The practical step: if you are on a payment plan with any smaller outpatient facility — imaging center, behavioral health clinic, surgery center — document every payment with date and amount. If the facility files for bankruptcy, you will need that record to dispute any claim that your balance is still outstanding.
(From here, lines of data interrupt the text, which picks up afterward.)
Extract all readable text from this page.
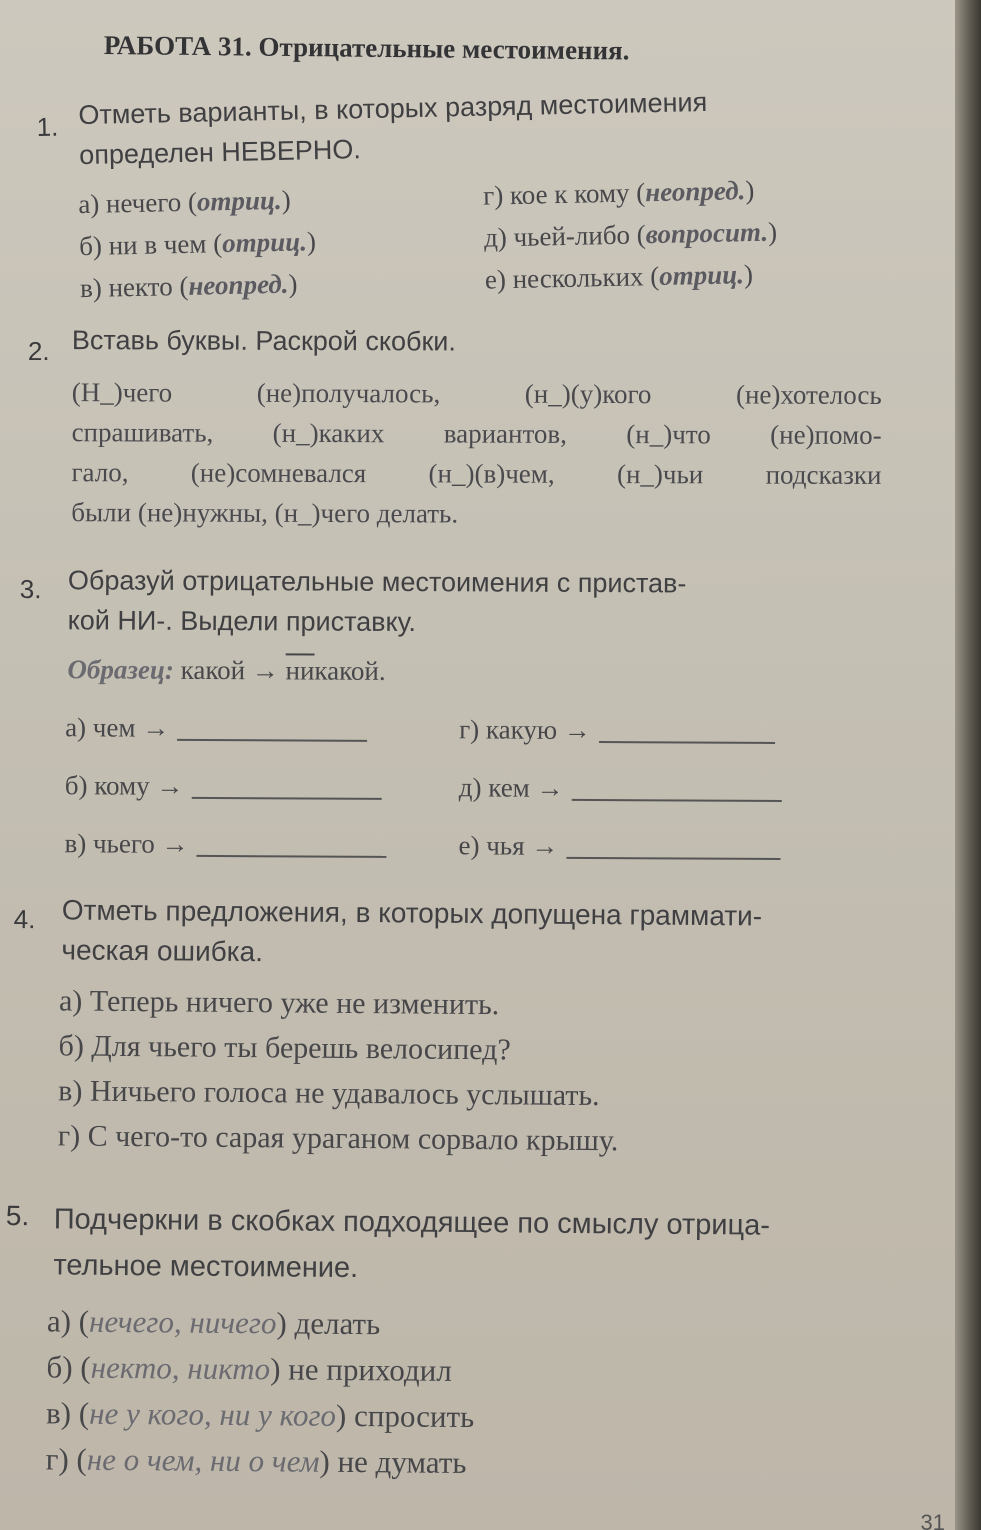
РАБОТА 31. Отрицательные местоимения.
1. Отметь варианты, в которых разряд местоимения
определен НЕВЕРНО.
а) нечего (отриц.)
б) ни в чем (отриц.)
в) некто (неопред.)
г) кое к кому (неопред.)
д) чьей-либо (вопросит.)
е) нескольких (отриц.)
2. Вставь буквы. Раскрой скобки.
(Н_)чего (не)получалось, (н_)(у)кого (не)хотелось
спрашивать, (н_)каких вариантов, (н_)что (не)помо-
гало, (не)сомневался (н_)(в)чем, (н_)чьи подсказки
были (не)нужны, (н_)чего делать.
3. Образуй отрицательные местоимения с пристав-
кой НИ-. Выдели приставку.
Образец: какой → никакой.
а) чем →
б) кому →
в) чьего →
г) какую →
д) кем →
е) чья →
4. Отметь предложения, в которых допущена граммати-
ческая ошибка.
а) Теперь ничего уже не изменить.
б) Для чьего ты берешь велосипед?
в) Ничьего голоса не удавалось услышать.
г) С чего-то сарая ураганом сорвало крышу.
5. Подчеркни в скобках подходящее по смыслу отрица-
тельное местоимение.
а) (нечего, ничего) делать
б) (некто, никто) не приходил
в) (не у кого, ни у кого) спросить
г) (не о чем, ни о чем) не думать
31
The Medicaid Work Requirement Wildcard
For the approximately 72 million Americans on Medicaid, the billing picture is shifting in 2026. A survey by KFF and the Georgetown Center for Children and Families — reported by Healthcare Dive — found that most states planning to implement Medicaid work requirements are choosing less restrictive verification policies. But the administrative burden alone is expected to cause coverage lapses for eligible people who miss paperwork deadlines.
If you lose Medicaid coverage through a documentation gap, you lose the negotiated rates Medicaid provides. That $233 CMS reimbursement rate for a lumbar spine MRI becomes irrelevant. You're now facing a chargemaster price of $4,847 — and without insurance coverage, you may be expected to pay it before receiving care.
California Governor Gavin Newsom — a longtime champion of single-payer healthcare who has called coverage a human right — has shifted toward a more moderate policy stance, according to KFF Health News. His current focus is on safety net expansion and behavioral health infrastructure rather than restructuring the underlying billing system. That means the chargemaster problem, CPT code opacity, and balance billing exposure persist for most patients regardless of what state capitals do. For the specific cost impact of Medicaid work requirements on out-of-pocket bills, this breakdown of what coverage loss means for ER and specialty care costs is worth reading before any policy change affects your coverage.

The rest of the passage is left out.